Le narcotrafic n’est plus un phénomène marginal en Afrique de l’Ouest. Il façonne désormais l’économie informelle, alimente la corruption et menace la stabilité régionale. Au cœur de ce système, l’argent liquide joue un rôle central, comme l’a rappelé récemment le ministre français de l’Intérieur Gérald Darmanin : « L’argent liquide, c’est le nerf de la guerre. » Cette réalité s’impose aussi bien à Bamako qu’à Lagos ou Abidjan, où les flux financiers issus du trafic de drogue irriguent tous les niveaux de la société.
Des routes de la cocaïne aux marchés africains
Depuis une quinzaine d’années, l’Afrique de l’Ouest est devenue une plaque tournante du trafic international de cocaïne, en provenance d’Amérique latine et à destination de l’Europe. Les cartels sud-américains s’appuient sur des réseaux locaux pour acheminer la marchandise, la stocker et la redistribuer. Les ports de Conakry, Lomé, Cotonou ou Dakar sont régulièrement cités dans les rapports d’Interpol et de l’Office des Nations Unies contre la drogue et le crime (ONUDC).
L’argent liquide : un outil de pouvoir et de corruption
Le narcotrafic génère d’énormes profits, mais il doit aussi rester discret. L’argent liquide circule donc massivement, échappant aux contrôles bancaires et facilitant le blanchiment. Il sert à corrompre policiers, douaniers, juges ou responsables politiques, à financer des milices armées et à acheter le silence des populations. Dans certains quartiers populaires, les trafiquants sont perçus comme des bienfaiteurs, distribuant des billets pour acheter la paix sociale.
Les conséquences sur l’économie et la société
Cette économie parallèle fausse la concurrence, déstabilise les marchés et alimente l’inflation. Elle prive les États de ressources fiscales, fragilise les institutions et mine la confiance dans la justice. Surtout, elle favorise l’émergence de mafias locales, capables de rivaliser avec l’État en termes de pouvoir et d’influence. « Le narcotrafic nourrit l’insécurité et l’instabilité politique », souligne un expert de l’ONUDC.

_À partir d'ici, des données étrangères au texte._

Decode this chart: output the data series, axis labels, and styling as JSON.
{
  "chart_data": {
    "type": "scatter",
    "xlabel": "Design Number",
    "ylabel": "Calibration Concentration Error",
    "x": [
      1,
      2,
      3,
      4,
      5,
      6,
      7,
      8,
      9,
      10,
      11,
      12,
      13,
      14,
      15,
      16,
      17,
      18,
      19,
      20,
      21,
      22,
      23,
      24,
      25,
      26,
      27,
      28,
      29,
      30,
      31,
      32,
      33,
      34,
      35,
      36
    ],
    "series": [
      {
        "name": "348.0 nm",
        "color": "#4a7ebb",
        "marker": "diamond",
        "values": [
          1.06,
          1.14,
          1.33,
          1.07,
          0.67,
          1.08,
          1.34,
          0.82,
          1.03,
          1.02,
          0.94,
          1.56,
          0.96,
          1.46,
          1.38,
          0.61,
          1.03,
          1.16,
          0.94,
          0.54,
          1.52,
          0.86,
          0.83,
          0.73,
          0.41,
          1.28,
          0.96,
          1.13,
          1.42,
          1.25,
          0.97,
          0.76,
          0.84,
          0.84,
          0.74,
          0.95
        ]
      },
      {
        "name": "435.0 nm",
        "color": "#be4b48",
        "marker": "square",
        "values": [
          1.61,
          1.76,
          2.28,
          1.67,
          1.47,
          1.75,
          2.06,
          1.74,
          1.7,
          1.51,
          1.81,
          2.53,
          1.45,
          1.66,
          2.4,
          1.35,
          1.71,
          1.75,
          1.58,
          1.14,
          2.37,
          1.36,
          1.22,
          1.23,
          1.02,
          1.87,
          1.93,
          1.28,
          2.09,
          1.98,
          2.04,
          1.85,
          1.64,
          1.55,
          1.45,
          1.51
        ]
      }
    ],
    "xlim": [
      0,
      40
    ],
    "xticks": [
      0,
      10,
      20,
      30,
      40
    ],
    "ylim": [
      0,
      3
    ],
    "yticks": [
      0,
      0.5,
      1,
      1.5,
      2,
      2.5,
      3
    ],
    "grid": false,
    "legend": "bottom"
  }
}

Les réponses des États : entre répression et prévention
Face à l’ampleur du phénomène, les gouvernements africains multiplient les opérations policières, les saisies de drogue et les arrestations. Mais ces actions restent souvent ponctuelles et peu coordonnées. Le manque de moyens, la corruption et la peur des représailles limitent l’efficacité des dispositifs. Certains pays tentent d’aller plus loin, en renforçant la coopération régionale, en modernisant les douanes et en développant des programmes de prévention à destination des jeunes.
La tentation de supprimer l’argent liquide
Pour couper les vivres aux trafiquants, l’idée de restreindre l’usage de l’argent liquide fait son chemin. Plusieurs États africains encouragent la bancarisation, le paiement mobile et la traçabilité des transactions. Mais la transition est difficile dans des économies où la majorité des échanges se fait encore en cash. La méfiance envers les banques, le faible taux de bancarisation et l’absence d’infrastructures adaptées freinent le mouvement.
Le rôle de la société civile et des partenaires internationaux
ONG, médias, associations de quartier : la société civile se mobilise pour sensibiliser, dénoncer et proposer des alternatives. Les partenaires internationaux, de l’Union européenne à la CEDEAO, investissent dans la formation, l’équipement et l’échange d’informations. Mais la lutte contre le narcotrafic ne pourra aboutir sans une volonté politique forte et une mobilisation de tous les acteurs.
Conclusion : une bataille de longue haleine
La guerre contre le narcotrafic et le blanchiment d’argent en Afrique de l’Ouest est loin d’être gagnée. Mais elle est essentielle pour préserver la stabilité, la sécurité et le développement du continent. L’avenir dépendra de la capacité des États à moderniser leurs systèmes financiers, à renforcer la justice et à offrir des perspectives économiques aux jeunes générations, principales cibles des réseaux criminels.